A reasonable argument against my position might be that someone like Dizzy Dean or Charlie Keller or Sandy Koufax benefits on a rate basis due to a sudden injury-forced departure rather than a parade of crappy decline seasons. I hear ya. If you think the deck is stacked against long-career players, well, maybe it is. But that brings me back to the important point that JAWS, Hall Rating, CHEWS+, Hall of Fame Monitor, what have you are not gospel. They are sifting mechanisms. Draw up your long list with them, then look closely to see what they fail to capture. Because there’s no bulletproof stat and there’s no silver-bullet number to end all arguments.

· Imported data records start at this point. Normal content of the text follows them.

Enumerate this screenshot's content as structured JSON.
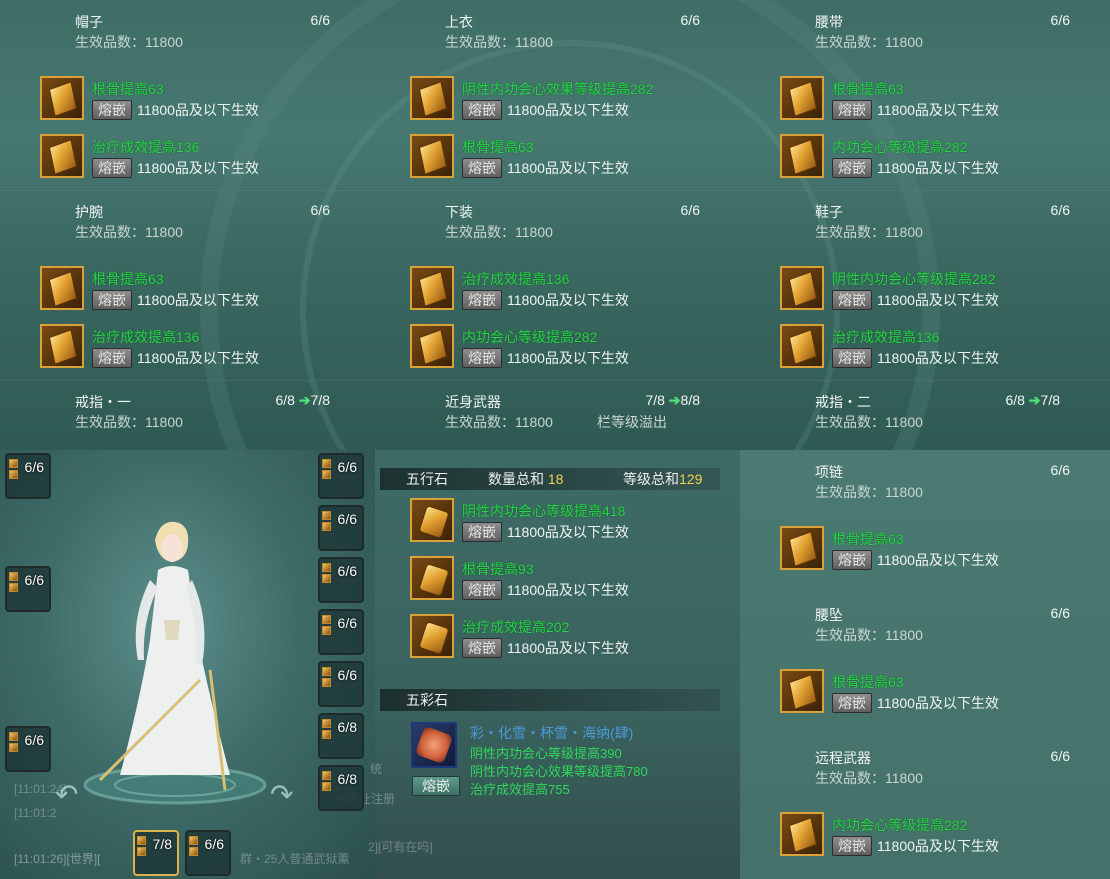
{
  "gear": [
    {
      "id": "hat",
      "name": "帽子",
      "count": "6/6",
      "eff": "生效品数：11800",
      "gems": [
        {
          "attr": "根骨提高63",
          "inlay": "熔嵌",
          "eff": "11800品及以下生效"
        },
        {
          "attr": "治疗成效提高136",
          "inlay": "熔嵌",
          "eff": "11800品及以下生效"
        }
      ]
    },
    {
      "id": "top",
      "name": "上衣",
      "count": "6/6",
      "eff": "生效品数：11800",
      "gems": [
        {
          "attr": "阴性内功会心效果等级提高282",
          "inlay": "熔嵌",
          "eff": "11800品及以下生效"
        },
        {
          "attr": "根骨提高63",
          "inlay": "熔嵌",
          "eff": "11800品及以下生效"
        }
      ]
    },
    {
      "id": "belt",
      "name": "腰带",
      "count": "6/6",
      "eff": "生效品数：11800",
      "gems": [
        {
          "attr": "根骨提高63",
          "inlay": "熔嵌",
          "eff": "11800品及以下生效"
        },
        {
          "attr": "内功会心等级提高282",
          "inlay": "熔嵌",
          "eff": "11800品及以下生效"
        }
      ]
    },
    {
      "id": "wrist",
      "name": "护腕",
      "count": "6/6",
      "eff": "生效品数：11800",
      "gems": [
        {
          "attr": "根骨提高63",
          "inlay": "熔嵌",
          "eff": "11800品及以下生效"
        },
        {
          "attr": "治疗成效提高136",
          "inlay": "熔嵌",
          "eff": "11800品及以下生效"
        }
      ]
    },
    {
      "id": "pants",
      "name": "下装",
      "count": "6/6",
      "eff": "生效品数：11800",
      "gems": [
        {
          "attr": "治疗成效提高136",
          "inlay": "熔嵌",
          "eff": "11800品及以下生效"
        },
        {
          "attr": "内功会心等级提高282",
          "inlay": "熔嵌",
          "eff": "11800品及以下生效"
        }
      ]
    },
    {
      "id": "shoes",
      "name": "鞋子",
      "count": "6/6",
      "eff": "生效品数：11800",
      "gems": [
        {
          "attr": "阴性内功会心等级提高282",
          "inlay": "熔嵌",
          "eff": "11800品及以下生效"
        },
        {
          "attr": "治疗成效提高136",
          "inlay": "熔嵌",
          "eff": "11800品及以下生效"
        }
      ]
    }
  ],
  "ring1": {
    "name": "戒指・一",
    "count": "6/8",
    "count_next": "7/8",
    "eff": "生效品数：11800"
  },
  "weapon": {
    "name": "近身武器",
    "count": "7/8",
    "count_next": "8/8",
    "eff": "生效品数：11800",
    "overflow": "栏等级溢出"
  },
  "ring2": {
    "name": "戒指・二",
    "count": "6/8",
    "count_next": "7/8",
    "eff": "生效品数：11800"
  },
  "arrow": "➔",
  "right_gear": [
    {
      "id": "necklace",
      "name": "项链",
      "count": "6/6",
      "eff": "生效品数：11800",
      "gem": {
        "attr": "根骨提高63",
        "inlay": "熔嵌",
        "eff": "11800品及以下生效"
      }
    },
    {
      "id": "pendant",
      "name": "腰坠",
      "count": "6/6",
      "eff": "生效品数：11800",
      "gem": {
        "attr": "根骨提高63",
        "inlay": "熔嵌",
        "eff": "11800品及以下生效"
      }
    },
    {
      "id": "ranged",
      "name": "远程武器",
      "count": "6/6",
      "eff": "生效品数：11800",
      "gem": {
        "attr": "内功会心等级提高282",
        "inlay": "熔嵌",
        "eff": "11800品及以下生效"
      }
    }
  ],
  "wuxing": {
    "title": "五行石",
    "qty_label": "数量总和",
    "qty": "18",
    "lvl_label": "等级总和",
    "lvl": "129",
    "gems": [
      {
        "attr": "阴性内功会心等级提高418",
        "inlay": "熔嵌",
        "eff": "11800品及以下生效"
      },
      {
        "attr": "根骨提高93",
        "inlay": "熔嵌",
        "eff": "11800品及以下生效"
      },
      {
        "attr": "治疗成效提高202",
        "inlay": "熔嵌",
        "eff": "11800品及以下生效"
      }
    ]
  },
  "wucai": {
    "title": "五彩石",
    "name": "彩・化雪・杯雪・海纳(肆)",
    "inlay": "熔嵌",
    "attrs": [
      "阴性内功会心等级提高390",
      "阴性内功会心效果等级提高780",
      "治疗成效提高755"
    ]
  },
  "slots": {
    "left": [
      "6/6",
      "6/6",
      "6/6"
    ],
    "right": [
      "6/6",
      "6/6",
      "6/6",
      "6/6",
      "6/6",
      "6/8",
      "6/8"
    ],
    "bottom": [
      "7/8",
      "6/6"
    ]
  },
  "chat": {
    "lines": [
      "[11:01:26][世界][",
      "[11:01:2",
      "[11:01:24]"
    ],
    "frags": [
      "2][可有在吗]",
      "统",
      "合奇让注册",
      "群・25人普通武狱薰"
    ]
  }
}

Instead, what we have is thoughtful people creating thoughtful tools to get us near to an answer quickly so that we can spend more time on the borderline where the tough decisions are. And that’s what I like about this improvement over CHEWS. It gives me a simpler number as well as more and understandable details to form a decision on. I’ll soon start adding it to the HoME Stats you can find on our Honorees page.